When to Change Out an Industrial Piercing

When to Change Out an Industrial Piercing

It’s crucial to wait until your industrial piercing has fully healed, and maybe a little longer just to be safe – anywhere between 5 and 9 months. If you attempt to remove it before then, there is a chance that the piercing will heal over and you will need to have it redone. It is possible to remove an industrial piercing at home because it is a rather simple procedure, but getting it removed by a professional is always the best option.

Industrial Jewelry Styles and Materials

The fact that industrial piercing is actually two piercings in one is maybe its finest selling point. You may fill each piercing with a cartilage stud for the traditional cartilage piercing appearance, or you can run a straight barbell through them both for an industrial appearance.

The most often used industrial piercing jewelry is industrial barbells. They are identical to a straight barbell, except the fact that some industrial barbells have a charm in the middle since the industrial piercing supports this design. Feel free to experiment with different industrial barbell looks.

A barbell is a piece of jewelry that consists of a metal bar with a tiny, detachable bead on either end. By using two needles to make holes in the barbell, it is threaded into an industrial piercing. Barbells may be bent, spiraled, and modified in a wide variety of various ways to fit your aesthetic because all an industrial piercing needs is two holes and a connecting bar of some kind.

It usually takes the form of a straight barbell made of implant-grade titanium, yellow gold, or rose gold. Although 14 gauge are the most frequent, 16 gauge and even 18 gauge industrial piercings are also becoming more widespread. The length [of the industrial bar] depends on the size of your ear.

The following materials are used for industrial piercings as recommended by leading piercers;

  • Stainless steel: The most popular form of metal for piercings is implant grade stainless steel since it is reasonably trouble-free and available in a range of hues. Surgical steel will, however, hurt your skin if you are sensitive to nickel.
  • Titanium: Since titanium doesn’t contain nickel and is therefore the least likely of all metals to irritate skin, it is frequently used for body piercings. It also comes in a variety of hues, is lightweight, and won’t tarnish or corrode.
  • Gold: Whether you choose yellow, rose, or white gold for your jewelry, make sure it is at least 14 karats or higher. This is because 18 karat gold is too fragile and can create dents that might harbor bacteria.

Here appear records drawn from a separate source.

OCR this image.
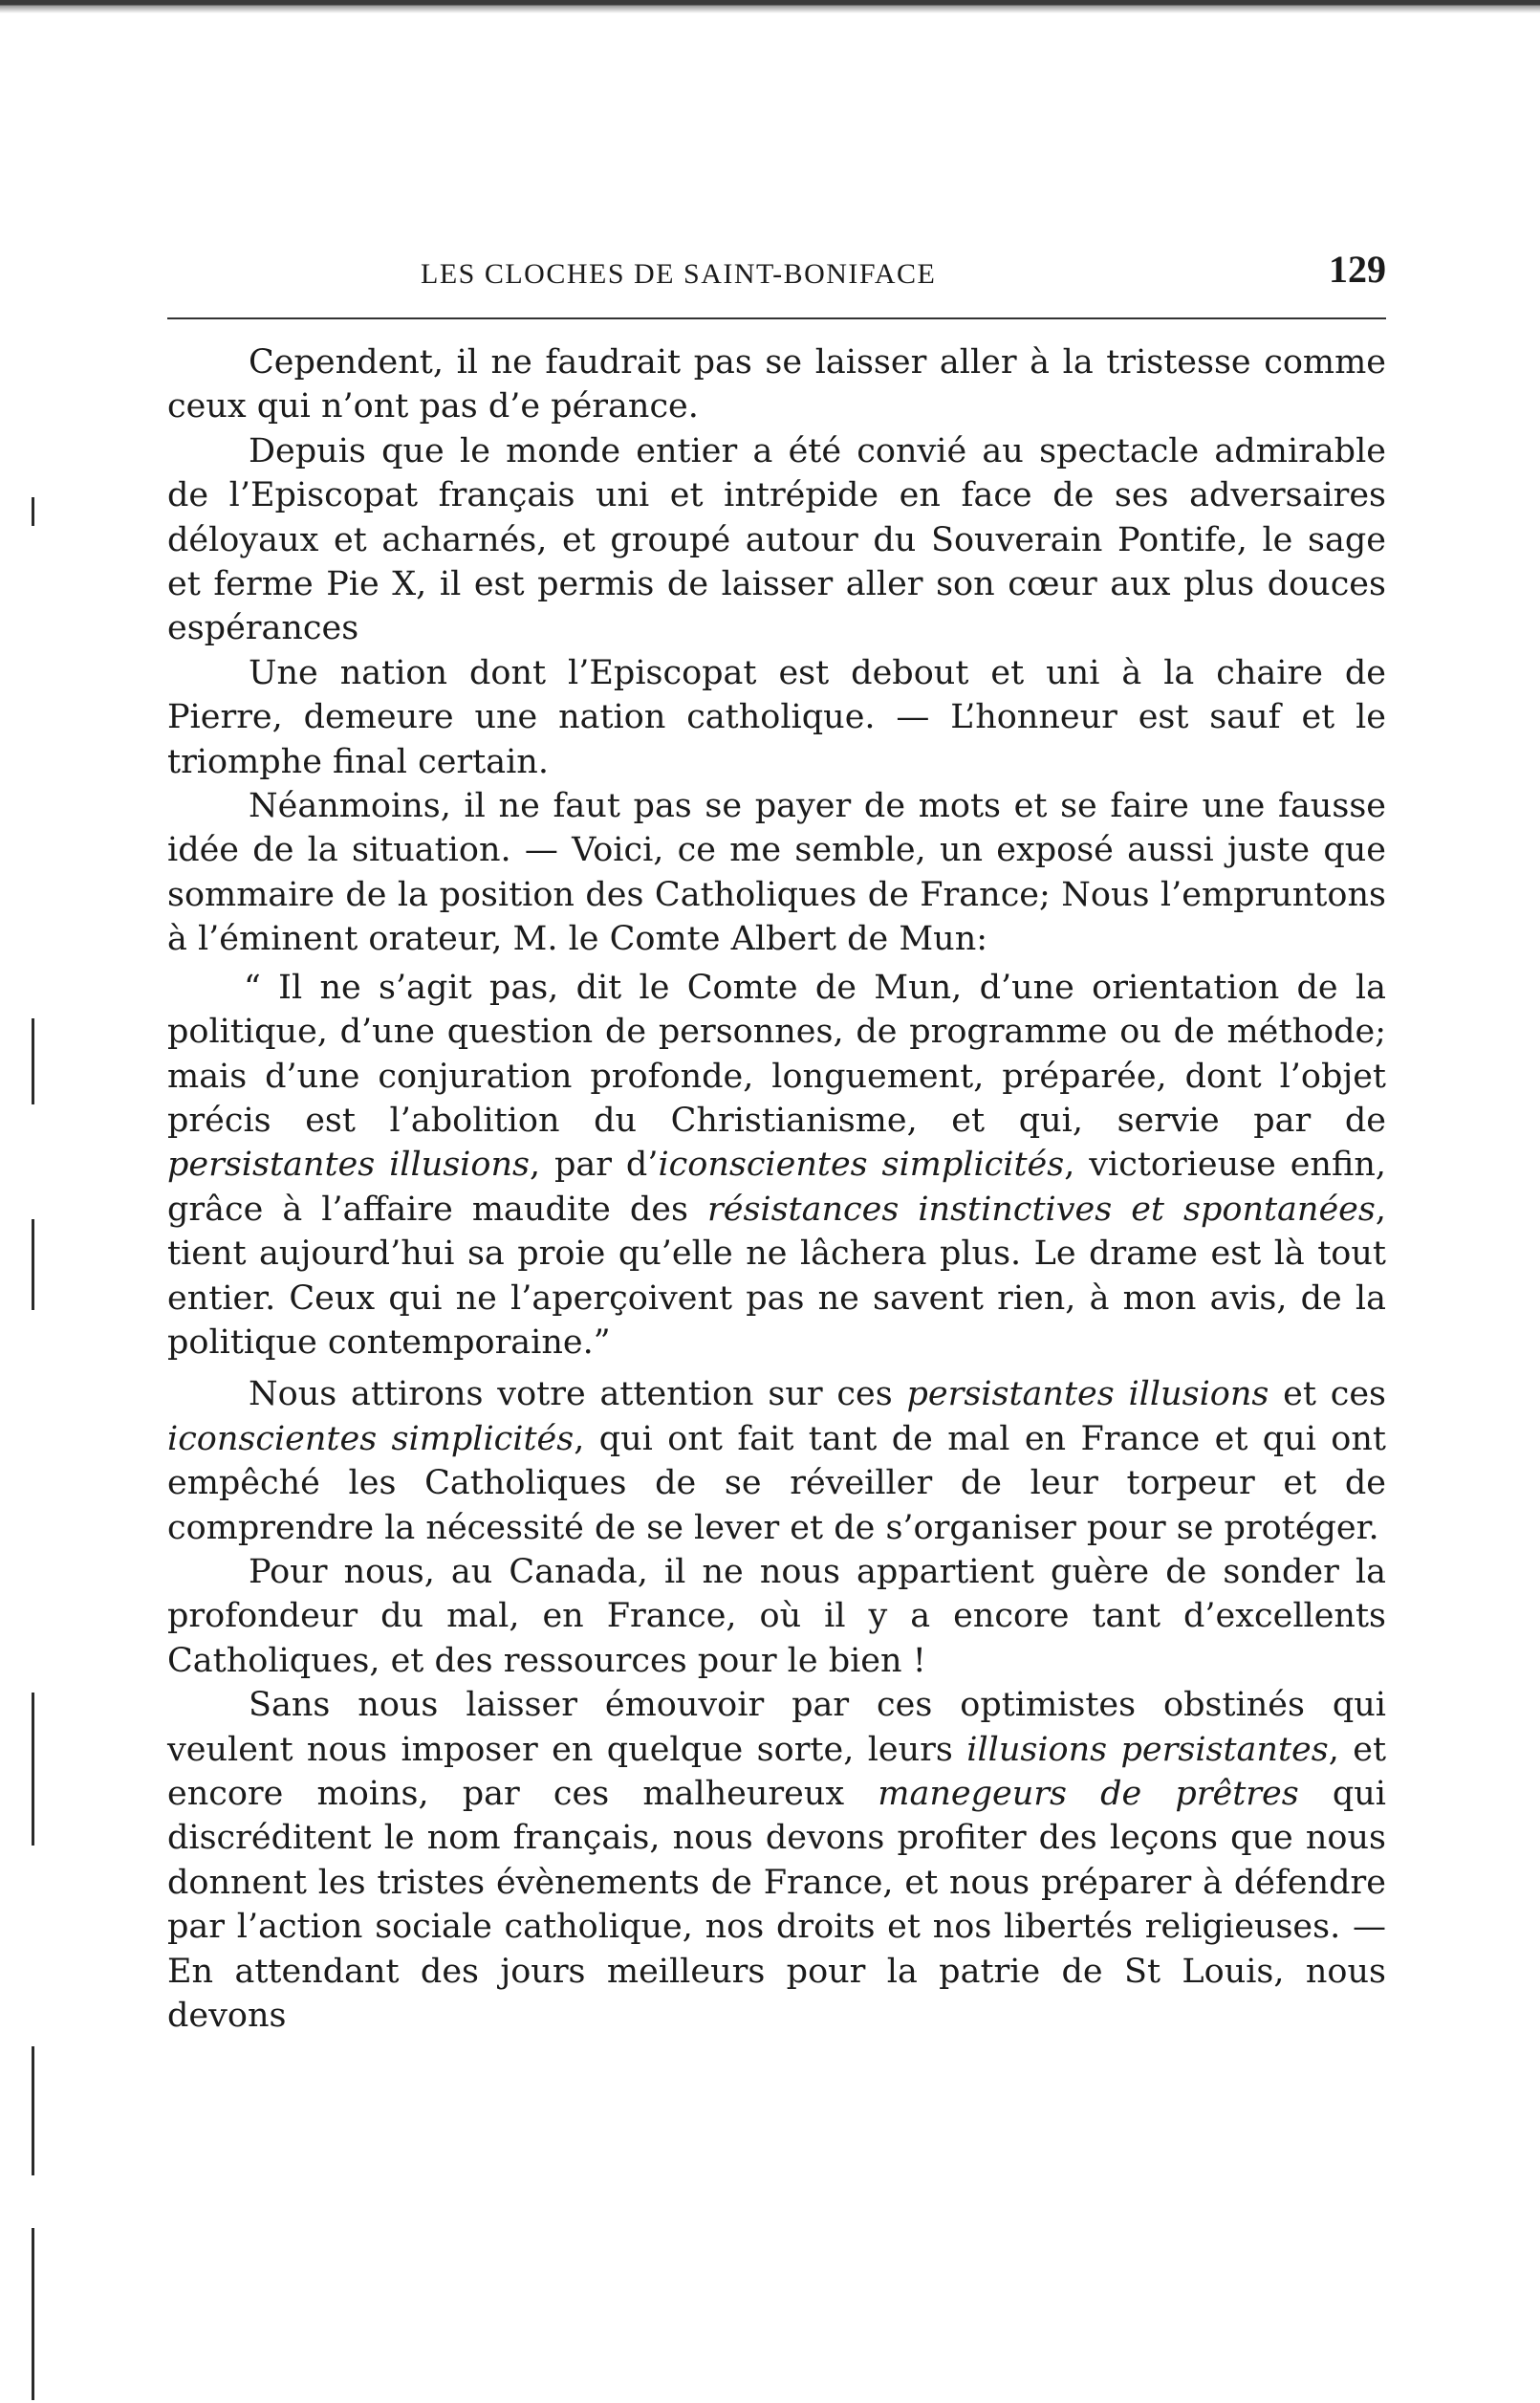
LES CLOCHES DE SAINT-BONIFACE	129

Cependent, il ne faudrait pas se laisser aller à la tristesse comme ceux qui n’ont pas d’e pérance.

Depuis que le monde entier a été convié au spectacle admirable de l’Episcopat français uni et intrépide en face de ses adversaires déloyaux et acharnés, et groupé autour du Souverain Pontife, le sage et ferme Pie X, il est permis de laisser aller son cœur aux plus douces espérances

Une nation dont l’Episcopat est debout et uni à la chaire de Pierre, demeure une nation catholique. — L’honneur est sauf et le triomphe final certain.

Néanmoins, il ne faut pas se payer de mots et se faire une fausse idée de la situation. — Voici, ce me semble, un exposé aussi juste que sommaire de la position des Catholiques de France; Nous l’empruntons à l’éminent orateur, M. le Comte Albert de Mun:

“ Il ne s’agit pas, dit le Comte de Mun, d’une orientation de la politique, d’une question de personnes, de programme ou de méthode; mais d’une conjuration profonde, longuement, préparée, dont l’objet précis est l’abolition du Christianisme, et qui, servie par de persistantes illusions, par d’iconscientes simplicités, victorieuse enfin, grâce à l’affaire maudite des résistances instinctives et spontanées, tient aujourd’hui sa proie qu’elle ne lâchera plus. Le drame est là tout entier. Ceux qui ne l’aperçoivent pas ne savent rien, à mon avis, de la politique contemporaine.”

Nous attirons votre attention sur ces persistantes illusions et ces iconscientes simplicités, qui ont fait tant de mal en France et qui ont empêché les Catholiques de se réveiller de leur torpeur et de comprendre la nécessité de se lever et de s’organiser pour se protéger.

Pour nous, au Canada, il ne nous appartient guère de sonder la profondeur du mal, en France, où il y a encore tant d’excellents Catholiques, et des ressources pour le bien !

Sans nous laisser émouvoir par ces optimistes obstinés qui veulent nous imposer en quelque sorte, leurs illusions persistantes, et encore moins, par ces malheureux manegeurs de prêtres qui discréditent le nom français, nous devons profiter des leçons que nous donnent les tristes évènements de France, et nous préparer à défendre par l’action sociale catholique, nos droits et nos libertés religieuses. — En attendant des jours meilleurs pour la patrie de St Louis, nous devons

When you’re bored with the industrial style, you may alternatively select cartilage studs. You may select studs with a ball backing or a flat disc back.

You should lean toward implant-grade titanium, surgical steel and 14k+ gold when selecting jewelry for your industrial piercing because both of these metals are inert (stay in place), have a high alloy percentage (means the metals aren’t mixed in with other things to create the product), and are free of nickel and dangerous metals.

Avoid using any plastics, non-surgical steel, poor purity gold, or other inferior metals. These may result in an infection, a delay in healing, or even a complete cessation of healing for the piercing. Even if your piercing is entirely healed at the time you insert the new jewelry, you still run the risk of developing an adverse response to these lower grade jewelry.

Ending Thoughts on Industrial Bar Piercings

Of fact, there are no “correct” or “wrong” fashion styles, and an industrial piercing may be worn by anybody with cartilage strong enough to support one. Having said that, if you’re still unsure about whether an industrial piercing is the perfect choice for you. Although this is not the entirety of information about industrial piercings, it would be a fantastic starter kit before investing in the item.